Monday, September 10, 2007
The Office and the eternal return
If I were teaching Nietzsche and looking for an example of the eternal return, I would show episodes of The Office (the American version--it is interesting how the British version does not really engage in this structure). What the characters strive for is a way of repeating that is genuine, that could withstand the test of eternity in the sense that a repetition would be so significant and final there would need to be no more repetition. In other words, they struggle to live according to the eternal return: they struggle to will something into reality such that it could only repeat itself if the universe recurred eternally--and especially Jim and Pam.
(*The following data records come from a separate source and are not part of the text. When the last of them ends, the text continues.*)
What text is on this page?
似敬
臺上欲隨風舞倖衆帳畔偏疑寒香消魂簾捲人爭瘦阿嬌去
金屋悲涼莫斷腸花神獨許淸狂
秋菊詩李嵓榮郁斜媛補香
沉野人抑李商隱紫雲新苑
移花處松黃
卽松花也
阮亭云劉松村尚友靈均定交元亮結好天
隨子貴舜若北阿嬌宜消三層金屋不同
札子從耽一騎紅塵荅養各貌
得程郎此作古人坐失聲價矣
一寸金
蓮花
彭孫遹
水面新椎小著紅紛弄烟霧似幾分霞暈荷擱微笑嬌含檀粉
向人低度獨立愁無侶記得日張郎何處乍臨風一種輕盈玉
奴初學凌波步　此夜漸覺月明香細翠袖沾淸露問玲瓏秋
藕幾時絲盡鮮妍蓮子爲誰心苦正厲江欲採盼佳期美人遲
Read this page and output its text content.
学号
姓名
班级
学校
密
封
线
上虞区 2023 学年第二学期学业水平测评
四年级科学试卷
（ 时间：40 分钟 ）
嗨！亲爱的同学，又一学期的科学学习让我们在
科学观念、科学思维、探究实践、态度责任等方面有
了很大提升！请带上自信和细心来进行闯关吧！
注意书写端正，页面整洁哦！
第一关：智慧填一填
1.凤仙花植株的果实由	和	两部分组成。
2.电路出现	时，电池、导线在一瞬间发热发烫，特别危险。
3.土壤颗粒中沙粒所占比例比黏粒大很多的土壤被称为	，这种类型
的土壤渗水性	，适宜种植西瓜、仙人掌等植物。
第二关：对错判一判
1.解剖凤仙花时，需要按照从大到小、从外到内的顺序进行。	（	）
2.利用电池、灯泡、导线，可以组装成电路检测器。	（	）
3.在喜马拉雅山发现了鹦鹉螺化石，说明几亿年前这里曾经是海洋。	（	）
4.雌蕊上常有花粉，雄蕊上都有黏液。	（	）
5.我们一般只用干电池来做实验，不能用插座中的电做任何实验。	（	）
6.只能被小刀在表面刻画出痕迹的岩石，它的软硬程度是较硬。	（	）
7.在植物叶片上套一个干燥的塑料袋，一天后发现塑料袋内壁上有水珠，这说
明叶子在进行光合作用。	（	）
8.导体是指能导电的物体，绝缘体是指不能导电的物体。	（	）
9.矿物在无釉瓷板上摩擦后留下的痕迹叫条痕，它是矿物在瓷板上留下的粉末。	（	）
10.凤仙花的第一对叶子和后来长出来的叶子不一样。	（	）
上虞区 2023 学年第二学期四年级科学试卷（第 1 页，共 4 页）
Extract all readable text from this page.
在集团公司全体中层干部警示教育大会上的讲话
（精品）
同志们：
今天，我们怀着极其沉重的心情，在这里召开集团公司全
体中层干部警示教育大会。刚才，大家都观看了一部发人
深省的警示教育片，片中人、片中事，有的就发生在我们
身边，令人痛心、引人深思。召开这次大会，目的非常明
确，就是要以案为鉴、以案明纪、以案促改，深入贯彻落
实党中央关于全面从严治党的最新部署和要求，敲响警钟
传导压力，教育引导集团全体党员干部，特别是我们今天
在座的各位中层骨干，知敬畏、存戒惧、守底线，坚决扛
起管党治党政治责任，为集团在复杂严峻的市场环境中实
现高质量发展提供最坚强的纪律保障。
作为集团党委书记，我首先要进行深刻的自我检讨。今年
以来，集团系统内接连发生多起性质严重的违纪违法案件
But besides them, there is also Michael, who falls back into dating Jan. We recognize this as a bad event for Michael because it means falling back into a structure of repetition that does not will eternal recurrance. I had many more examples but, as I have to run soon, I can only list those two. But just think of the last moments of the season finale in season 3: Pam is busy saying that she would will a relationship into reality with Jim except that he and she always seem to time things wrong. It is with this reference to time that Jim walks in and she does will that into reality. The reference to time is so significant here in showing how deep this Nieztschian idea structures the show: towards the end of the episode, as various moments like Pam and Jim talking at the end of "Beach Day" (significantly cut out of that episode and placed in this last one) come before us and before Jim, as the show becomes more and more repetitive in its form, it mirrors the struggle of the characters to find a way of repeating that is willing repetition never, willing a type of repetition that only occurs under the condition that everything recurs eternally, at the end of time. In other words, as the show condenses and becomes more invested in memory, it is at that moment, and significantly with a reference to time, that Pam immediately siezes the moment as well as Jim and repeats in that authentic sense, throwing us into the future. I could explain this all better, but I hope its somewhat clear! Regardless, its an awesome show!